Finally, The Buck Stops Here
The inexhaustable ouevre of Buck Owens, the father of the Bakersfield sound who died in 2006 with 39 studio albums and 21 number one hits to his name, is really something else. Even today, the glut of Owens-branded LPs, CDs, collections, box sets, live albums, singles, and EPs still in circulation (and regularly going in and out of print) remains as perennial as the grass. Whether this has more to do with Owens’ contractual tangles with Capitol Records or his enduring legacy as country icon is beyond the point; the question is: What does any self-respecting Owens fan really need?
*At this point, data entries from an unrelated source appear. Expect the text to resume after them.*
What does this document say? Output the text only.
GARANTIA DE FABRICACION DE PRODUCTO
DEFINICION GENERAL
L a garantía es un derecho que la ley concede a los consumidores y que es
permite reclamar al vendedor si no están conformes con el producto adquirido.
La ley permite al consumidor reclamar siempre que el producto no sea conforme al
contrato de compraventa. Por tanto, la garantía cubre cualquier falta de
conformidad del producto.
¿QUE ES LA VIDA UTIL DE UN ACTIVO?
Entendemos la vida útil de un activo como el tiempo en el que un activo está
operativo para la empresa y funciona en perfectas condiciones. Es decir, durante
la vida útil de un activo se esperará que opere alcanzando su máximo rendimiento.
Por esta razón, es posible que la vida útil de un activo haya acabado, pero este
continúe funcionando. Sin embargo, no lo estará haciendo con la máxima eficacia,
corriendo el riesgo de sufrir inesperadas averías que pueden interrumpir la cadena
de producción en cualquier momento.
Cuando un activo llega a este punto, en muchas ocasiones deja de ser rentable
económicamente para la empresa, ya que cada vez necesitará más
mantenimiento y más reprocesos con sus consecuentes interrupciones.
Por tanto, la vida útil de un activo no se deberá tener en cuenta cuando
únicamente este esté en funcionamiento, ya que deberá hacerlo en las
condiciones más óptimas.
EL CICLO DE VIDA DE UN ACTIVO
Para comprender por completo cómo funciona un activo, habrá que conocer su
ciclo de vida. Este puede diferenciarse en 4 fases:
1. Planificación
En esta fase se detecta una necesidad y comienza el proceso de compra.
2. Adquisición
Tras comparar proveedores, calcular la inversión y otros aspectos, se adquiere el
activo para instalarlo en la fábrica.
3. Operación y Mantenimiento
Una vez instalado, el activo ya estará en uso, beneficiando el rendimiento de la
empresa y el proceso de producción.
Though only available as a CD or digital download, the 50-song, two-disc Buck ‘Em! Volume Two: The Music Of Buck Owens (1967-1975) is worth considerable attention, thanks to the meticulous mastering and restoration work of Michael Graves, a sound engineer Jett Williams calls the “1% of 1% of restoration engineering.” (He mastered recently found acetate recordings of her dad, Hank Williams, singing a series of promotional jingles now known as The Garden Spot Programs, and won a Grammy for it.) While there may be tons of Owens out there, this set is particularly attractive for its exceptional clarity of sound—something you won’t find, say, on a $1 vinyl score, or one of many hastily collated Greatest Hits collections—and also for the thoughtful curation of its tracks.
Its predecessor, 2013’s Volume One: 1955-1967, set the tone, tracing Owens’ rise from humble session player to chart-dominating phenomenon during his most influential period. It left off the year the classic Buckaroos lineup of Don Rich, Tom Brumley, Doyle Holly, and Willie Cantu came to an end when drummer Cantu departed the group.
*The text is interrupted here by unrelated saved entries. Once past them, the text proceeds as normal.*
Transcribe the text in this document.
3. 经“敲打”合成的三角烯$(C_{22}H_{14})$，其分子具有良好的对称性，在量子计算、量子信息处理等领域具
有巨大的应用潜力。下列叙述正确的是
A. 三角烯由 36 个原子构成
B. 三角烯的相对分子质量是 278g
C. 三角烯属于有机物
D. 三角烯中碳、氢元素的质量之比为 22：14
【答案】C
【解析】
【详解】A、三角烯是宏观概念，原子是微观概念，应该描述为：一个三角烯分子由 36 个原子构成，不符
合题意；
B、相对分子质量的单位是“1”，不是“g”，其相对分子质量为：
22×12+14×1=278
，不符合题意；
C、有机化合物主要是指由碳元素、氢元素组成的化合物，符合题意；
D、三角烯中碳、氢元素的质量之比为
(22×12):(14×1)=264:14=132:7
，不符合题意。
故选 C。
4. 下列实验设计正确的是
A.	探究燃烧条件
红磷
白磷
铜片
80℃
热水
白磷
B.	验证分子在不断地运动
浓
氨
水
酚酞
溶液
For the years 1967-1975, the effects of some of that change—along with other band and label transitions—is heard in the songs, the showman occasionally shelving the Bakersfield sound for the psychedelic twang of 1969’s “Tall Dark Stranger” (a #1 hit), a folksy cover like “Bridge Over Troubled Water,” (#9) and the out-of-the-box “I Wouldn’t Live in New York City (If They Gave Me The Whole Dang Town), recorded on West 46th Street in The Big Apple.
Surely Owens himself, who traded in so many winks and nudges on Hee Haw, would appreciate songs like “Big in Vegas (Live in Las Vegas),” “Las Vegas Lament (Live in Las Vegas),” and “Made in Japan (Live in Japan)” neatly collected here. Similar nods like these include Owens’ tribute of sorts to The Beatles with “41st Street Lonely Hearts Club” (a riff echoing the melody of “Act Naturally,” which the Fab Four covered on Help!), and the playful, live in Japan version of “On the Cover of the Music City News,” a reimagining of Dr. Hook’s “Rolling Stone” satire of rockstar celebrity.
At the end of this marathon listen emerges a deep, full sense of the man and his music, tabulated as much through his studio work as in colorful live cuts like “I’ve Got a Tiger By the Tail” (performed, slightly faster than the studio version, in 1972 for President Johnson at the White House) and the truthful zing of previously unreleased outtakes like “He Ain’t Been Out Bowling with the Boys.” With additional commentary from his autobiography, Buck ’Em!, to fill in picture, Volume Two rounds out a comprehensive look at a much-loved, and equally commodified, figure of country music.